Monday, February 26, 2007

"Bleak House" Charles Dickens



The great mystery of this book is the double narrative, an innovation for Dickens. One told in the 1st person past simple, and the other told in the 3rd person present simple, a double distancing, not only in voice, but also in tense. One's initial reaction is that Dickens began in the present simple because he wanted to aim for the timeless immediacy of a sketch in this condition-of-England novel, but then realised that it was going to be difficult to sustain it over a whole novel, and so introduced a more conventional narrative voice.
However, there must be something else going on here. He had already used a sustained interiority in David Copperfield, and was to do so later again in its mirror, Great Expectations, but in this book he combined the interiority of consciousness with a reporter’s eye for detail. It’s tempting to read the use of this double narrative as an investigation of the place of the individual within the historical process, the relation between the private and the public, the National and the Domestic, as one of the chapter headings signals.

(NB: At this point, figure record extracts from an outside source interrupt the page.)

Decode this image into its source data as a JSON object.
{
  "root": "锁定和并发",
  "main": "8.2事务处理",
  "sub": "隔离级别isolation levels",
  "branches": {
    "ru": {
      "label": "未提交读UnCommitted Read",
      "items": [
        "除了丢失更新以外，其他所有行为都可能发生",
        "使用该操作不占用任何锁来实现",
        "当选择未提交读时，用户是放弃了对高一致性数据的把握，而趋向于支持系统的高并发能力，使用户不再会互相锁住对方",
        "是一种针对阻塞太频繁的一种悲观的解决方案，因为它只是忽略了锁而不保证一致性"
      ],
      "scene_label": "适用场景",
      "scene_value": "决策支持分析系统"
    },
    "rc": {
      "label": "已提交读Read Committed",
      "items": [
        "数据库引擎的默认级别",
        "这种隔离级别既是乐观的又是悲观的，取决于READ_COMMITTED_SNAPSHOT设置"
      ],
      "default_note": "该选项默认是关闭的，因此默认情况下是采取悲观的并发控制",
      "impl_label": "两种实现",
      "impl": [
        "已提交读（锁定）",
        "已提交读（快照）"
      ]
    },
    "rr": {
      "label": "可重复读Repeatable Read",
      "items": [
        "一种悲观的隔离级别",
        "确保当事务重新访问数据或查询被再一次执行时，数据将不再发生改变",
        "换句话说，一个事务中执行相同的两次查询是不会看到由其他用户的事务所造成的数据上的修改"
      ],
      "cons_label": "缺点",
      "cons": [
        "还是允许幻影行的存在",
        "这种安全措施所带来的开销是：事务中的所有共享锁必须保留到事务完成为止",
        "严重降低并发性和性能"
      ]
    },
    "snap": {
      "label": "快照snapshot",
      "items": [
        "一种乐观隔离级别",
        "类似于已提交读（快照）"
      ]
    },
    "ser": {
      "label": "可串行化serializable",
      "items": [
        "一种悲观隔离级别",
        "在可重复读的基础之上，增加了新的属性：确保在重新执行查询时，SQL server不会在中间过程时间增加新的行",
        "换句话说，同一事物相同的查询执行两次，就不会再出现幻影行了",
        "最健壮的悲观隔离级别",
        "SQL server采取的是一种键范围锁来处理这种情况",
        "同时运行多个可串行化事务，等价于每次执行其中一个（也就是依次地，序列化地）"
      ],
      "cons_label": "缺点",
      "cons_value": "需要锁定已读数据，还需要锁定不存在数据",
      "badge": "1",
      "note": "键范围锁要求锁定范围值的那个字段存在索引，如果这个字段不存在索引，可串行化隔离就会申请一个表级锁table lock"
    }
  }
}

The first voice we encounter is the impersonal 3rd person singular, present simple, or the no-time tense. This gives the writing a timelessness, a static quality, and also an immediacy. This is not a historical moment, but the timeless world of myth or fairy tale. The London we encounter here is not the jaunty London of the Sketches, but something altogether more sinister, shrouded in darkness and fog and diseases, a site of murder, spontaneous combustion, extortion, blackmail and suicide.
The writing is marvelously strange, with an opening paragraph of extreme conciseness, impressionistic in detail, with no verbs or main clauses, relying on gerunds and subordinate clauses to give it life and movement.
This voice frequently employs this kind of strange impressionistic writing. In the chapter immediately following the spontaneous combustion, the opening paragraph is marked by inversion and repetition: Now do those two gentlemen…… now do they note down…Now do they set forth, now do they show…how this account, with a simple clause coming only at the end of the paragraph: All this and more…..the two gentlemen write down. The sentences here are marked by extreme length and complexity, with interruptions from many subordinate clauses. These two chapters mark the high point of this narrative technique and contain some of the finest prose Dickens ever wrote.
It’s this voice that describes the condition of England: moribund, static, petrified, paralyzed. The plot strands that belong exclusively to this voice are the Dedlock family, the spontaneous combustion, Tulkinghorn’s murder, the minor plots of the Snagsbys and the Chadbands.

The second voice is the voice of Esther. This voice is in the personal, 1st person, past simple. The character is looking back and reporting events and her reaction to them. This is not as simple or as straight-forward as it seems, for it appears that Esther is as great a genius at constructing narrative as Dickens himself, and as great in writing discourse. Of course, Esther knows the end of the story as she writes the beginning of it, and her withholding of detail to create suspense and to show an unfolding consciousness of her own character and her position in the world is one of the characteristics of the bildungsroman. Not to mention her awareness of an implied reader, who also has access to the other voice. The plot strands that belong exclusively to this voice are the Jarndyce and Jarndyce case, Richard’s downfall and death. This voice is concerned with the domestic.

Although the two narrative voices are distinct and separate and describe two distinguishable worlds, there is no clear division between the different realms and the concerns assigned to them. The narrative switches unpredictably between the voices, and the reader is just getting used to one voice, when it is interrupted by the other. There are also numerous places where the events the voices describe, and the characters they draw, intersect. In fact, one of the themes of the book as enacted by its structure is the interconnectedness of everybody. Dombey and Son (1846- 48) marks a division in Dickens’s work between the earlier novels written on the hoof, as it were, in which the plot unfolds improvisationally according to the demands of the installments, and the later ones in which the plot is carefully thought out and more attention appears to have been given to the overall structural design from the beginning. The earlier Martin Chuzzlewit (1843-44), for example, veers off in a completely unforeseen direction when Martin junior goes off to America, a decision made by Dickens to try to boost popularity of the work. It is also marked by thumping coincidences to help the story come together as a plot. Bleak House (1853-54), has no such coincidences. Every character in the novel is related to one or both of the plot strands, there are no minor or incidental characters, and everyone is connected to everyone else, in a kind of mid-Victorian Six Degrees of Separation. It’s possible as an experiment to imagine taking away one of the named characters in the book, and see how the plot falls apart. In his pre-Dombey books, some characters are surplus to requirements, and removing them does not result in the disintegration of the plot. In nothing in Dickens’s career so far had this much attention been given to the underlying pattern. The first named character in the book whose name is voiced by another character is Mr. Tangle. While this is of course a metaphor for the law, it is also a metaphor for the underlying structure and intention of the book, to show that the inhabitants of the city are not as disconnected as they might feel; to show that we are all connected to each other in ways that we cannot know.
In spite of her scorn for Dickens’s methods, George Eliot used the same design and intention in her 1873 masterpiece, Middlemarch, in which images of webs abound.